個別社員との面談結果および全体の活動結果について、キャリアコンサルタントから人事部、人事部から経営層への報告が必要です。個別社員に対してフォローアップが必要な場合は、追加面談や当該社員の上司への相談、関連部署との連携などを行います。組織全体としての課題が出てきた場合は、企業としての改革が必要になるでしょう。
セルフ・キャリアドックの取り組みは一度で終わるわけではありません。より良い仕組みにしていくために、継続的に改善を図ることが大切です。
セルフ・キャリアドックの導入事例
セルフ・キャリアドックは、多くの企業において「キャリア研修」「キャリアコンサルティング面談」「フォローアップ」という構成で導入されています。
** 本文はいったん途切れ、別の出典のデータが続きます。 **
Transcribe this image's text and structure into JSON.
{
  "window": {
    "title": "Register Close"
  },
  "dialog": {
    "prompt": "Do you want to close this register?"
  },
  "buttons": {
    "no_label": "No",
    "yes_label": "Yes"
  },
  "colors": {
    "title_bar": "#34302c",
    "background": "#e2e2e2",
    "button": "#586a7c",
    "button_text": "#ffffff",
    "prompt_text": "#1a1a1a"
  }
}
ここでは、実際にどのような社員を対象に実施されているのか、以下3つの事例を見ていきましょう。
- グローバル化の推進を見据えたキャリアコンサルティング
- ミドルマネージャー層向けのキャリアワークショップ
- 50歳代の社員を対象としたキャリア開発研修
グローバル化の推進を見据えたキャリアコンサルティング
食品業界のA社では、グローバル化のさらなる推進を見据え、社員の成長を促すためにセルフ・キャリアドックを導入しました。若手社員とのキャリアコンサルタント面談では「具体的なキャリアイメージがない」「目標とするキャリアにどう辿り着けばよいかわからない」といった声があり、その原因分析と解決策の提案を行いました。セルフ・キャリアドックの実施により、若手社員が職場における自身の役割を改めて理解し、将来の目標に向かって必要なキャリアを設計できる状態になったとされています。
ミドルマネージャー層向けのキャリアワークショップ
飲料業界のB社では、組織の中核であるミドルマネージャー層を対象にキャリアワークショップを実施しました。自身のキャリアはもちろん、マネージャーとして部下のキャリア設計を支援する方法についても学ぶ機会としたことで、自身のキャリアに留まらず、メンバーのキャリア形成を支援する力の向上につながりました。
50歳代の社員を対象としたキャリア開発研修
製薬会社のC社では、50歳代の社員を対象にキャリア開発研修を実施しました。キャリアコンサルタントへの相談内容からは、「停滞感」や「定年までのはたらき方への悩み」といった50歳代特有の課題が浮き彫りになりました。はたらき方について改めて振り返ることで自身のあり方を見直し、モチベーションが高まるきっかけになったとされています。
まとめ
本記事では、セルフ・キャリアドックの概要や注目されている背景、導入メリット、具体的な事例をまとめてご紹介しました。
社員の主体的なキャリア開発を促すセルフ・キャリアドックは、政府の後押しもあって企業への導入が進んでいます。実施には手間やコストがかかるものの、社員の離職率低下やモチベーションアップなど、組織体制の維持や改善に向けて大きな効果が見込める取り組みだといえるでしょう。
また近年、政府の後押しもあり副業や兼業が推進されています。セルフ・キャリアドック自体が副業や兼業を推進しているわけではありません。しかし、個人が副業や兼業を始めることは、スキルアップの機会や「主体的なキャリア開発」を考える一つのきっかけとなり、成長につながる可能性があると考えられます。